There’s really no way I can think of the teaching or the research I do as out-reach or as community-based – as much as I would like it to be and as much as it pains me that my work doesn’t do this. Instead, I see my role as a professor of digital media and digital poetry as one that involves helping my students become the digital natives they’re poised to be – they may have grown up with digital technology in a way that I didn’t, they may have had facebook pages since they were in junior high school, but I’m not convinced this means they understand how these networks (of power as much as technology) work on and through them. (And in this sense, I sometimes think that “digital native” as it’s unthinkingly used in digital media criticism is a handy term to relinquish any responsibility to learn digital literacy skills.)
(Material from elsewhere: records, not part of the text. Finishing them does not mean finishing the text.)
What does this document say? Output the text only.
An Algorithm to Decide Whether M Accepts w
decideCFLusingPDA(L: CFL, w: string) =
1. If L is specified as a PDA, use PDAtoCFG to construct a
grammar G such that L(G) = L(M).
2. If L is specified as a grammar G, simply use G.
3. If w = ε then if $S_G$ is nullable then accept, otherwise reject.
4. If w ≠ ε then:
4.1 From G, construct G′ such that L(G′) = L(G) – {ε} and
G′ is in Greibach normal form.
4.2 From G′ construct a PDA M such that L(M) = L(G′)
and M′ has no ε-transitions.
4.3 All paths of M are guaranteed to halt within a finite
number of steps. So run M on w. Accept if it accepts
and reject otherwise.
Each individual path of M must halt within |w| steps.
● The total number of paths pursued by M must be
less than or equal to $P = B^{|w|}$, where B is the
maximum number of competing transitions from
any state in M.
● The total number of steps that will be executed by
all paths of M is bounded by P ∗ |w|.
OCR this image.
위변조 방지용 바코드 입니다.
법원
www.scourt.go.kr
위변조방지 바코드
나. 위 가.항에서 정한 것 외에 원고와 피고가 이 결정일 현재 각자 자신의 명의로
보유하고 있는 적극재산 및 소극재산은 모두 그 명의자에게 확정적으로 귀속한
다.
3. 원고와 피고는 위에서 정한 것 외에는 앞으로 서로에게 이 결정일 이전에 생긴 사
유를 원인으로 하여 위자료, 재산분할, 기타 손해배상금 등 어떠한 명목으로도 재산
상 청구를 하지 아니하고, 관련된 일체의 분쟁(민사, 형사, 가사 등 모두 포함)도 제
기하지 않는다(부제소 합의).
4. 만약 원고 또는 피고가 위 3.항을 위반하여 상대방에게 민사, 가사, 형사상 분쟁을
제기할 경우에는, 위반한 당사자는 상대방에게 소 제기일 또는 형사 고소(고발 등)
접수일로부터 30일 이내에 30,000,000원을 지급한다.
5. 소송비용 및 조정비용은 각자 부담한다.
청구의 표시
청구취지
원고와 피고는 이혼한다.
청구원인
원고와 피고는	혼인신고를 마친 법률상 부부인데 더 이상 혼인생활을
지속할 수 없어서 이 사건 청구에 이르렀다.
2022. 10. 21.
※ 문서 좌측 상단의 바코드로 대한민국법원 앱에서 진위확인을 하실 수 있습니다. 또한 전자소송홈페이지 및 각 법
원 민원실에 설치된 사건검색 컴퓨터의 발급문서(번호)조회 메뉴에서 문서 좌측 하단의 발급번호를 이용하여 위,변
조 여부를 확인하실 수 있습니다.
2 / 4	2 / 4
One of the ways I try to begin this process of uncovering networks of power (as I’m calling it here, anyways) is to look at how particular media structure what can be thought, written, expressed. What kind of writing do you produce when you handwrite? Have you ever written anything on a typewriter? How does this experience compare with using a word processor? What happens to our conversation in class when we switch to twitter? to a chat-room?
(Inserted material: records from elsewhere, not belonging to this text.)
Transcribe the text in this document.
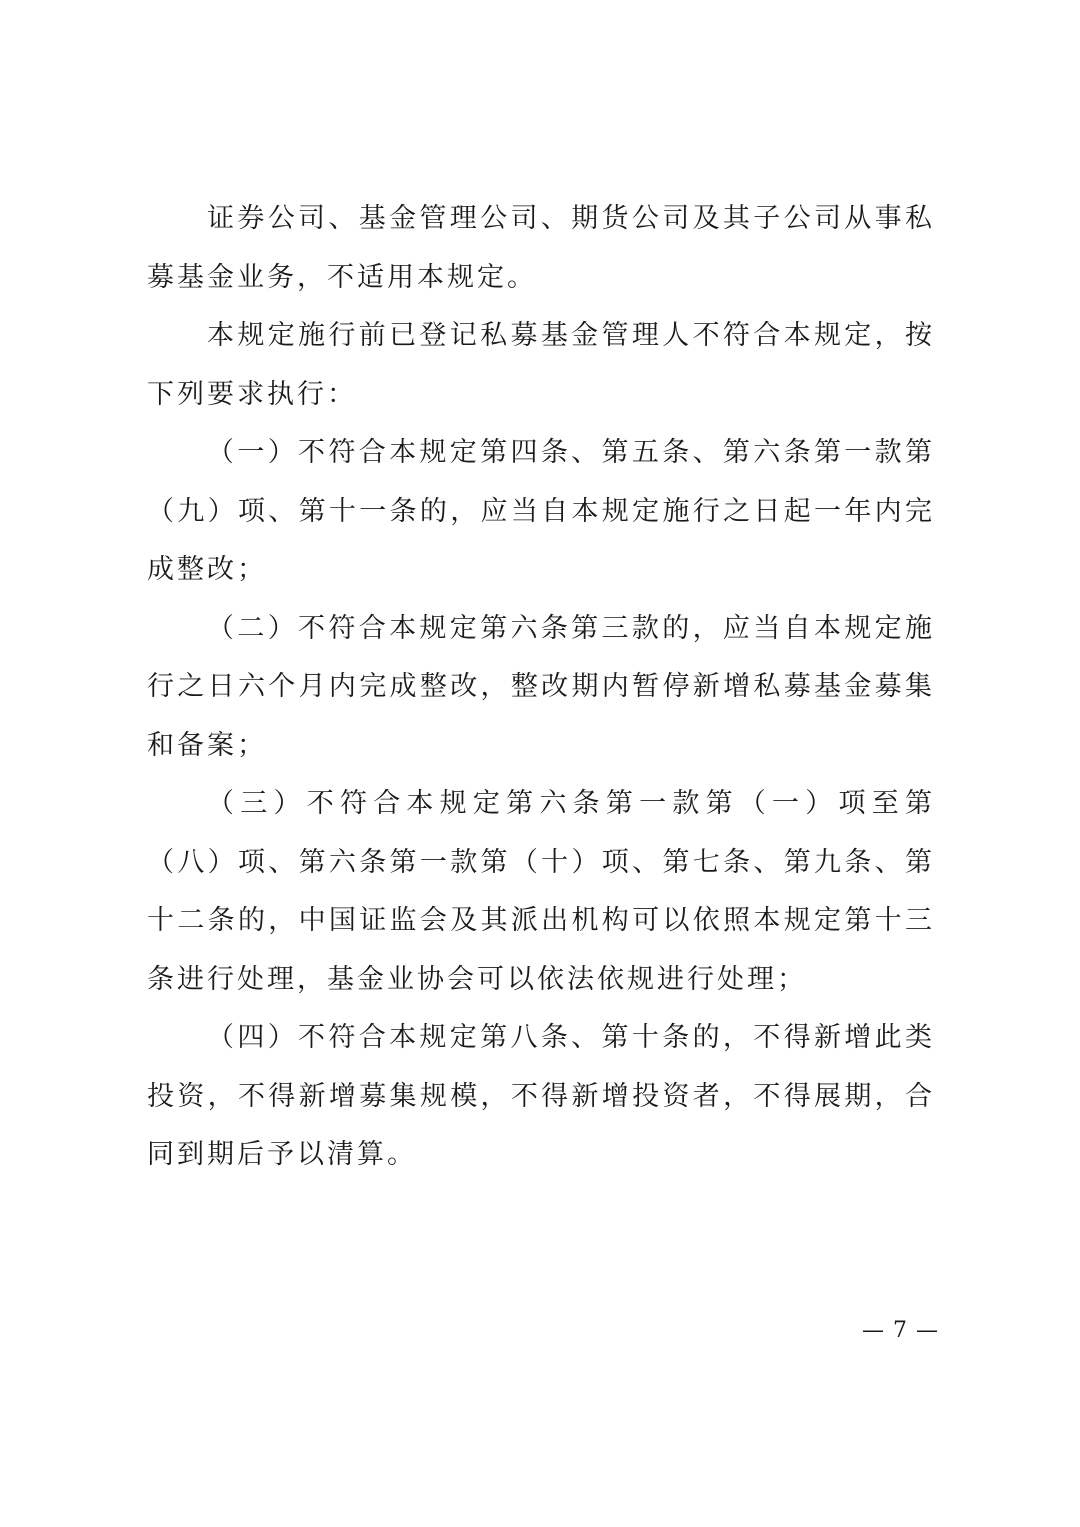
证券公司、基金管理公司、期货公司及其子公司从事私募基金业务，不适用本规定。

本规定施行前已登记私募基金管理人不符合本规定，按下列要求执行：

（一）不符合本规定第四条、第五条、第六条第一款第（九）项、第十一条的，应当自本规定施行之日起一年内完成整改；

（二）不符合本规定第六条第三款的，应当自本规定施行之日六个月内完成整改，整改期内暂停新增私募基金募集和备案；

（三）不符合本规定第六条第一款第（一）项至第（八）项、第六条第一款第（十）项、第七条、第九条、第十二条的，中国证监会及其派出机构可以依照本规定第十三条进行处理，基金业协会可以依法依规进行处理；

（四）不符合本规定第八条、第十条的，不得新增此类投资，不得新增募集规模，不得新增投资者，不得展期，合同到期后予以清算。

— 7 —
Along those same lines, then, I’m curious about what happens when tweets are translated into the medium of a billboard. They’re both (sometimes excrutiatingly) public, screen-based, woven into many of our daily lives, and built for broadcasting. But the billboard, the one overlooking Burrard Street Bridge, is also resolutely of a particular place, built up and over history. It is no small change in context to move from twitter to the billboard – the change doesn’t simply change the meaning of the Digital Natives Project. It creates the meaning – it is the meaning. This billboard in particular gives a home to the homelessness of digitally produced writing.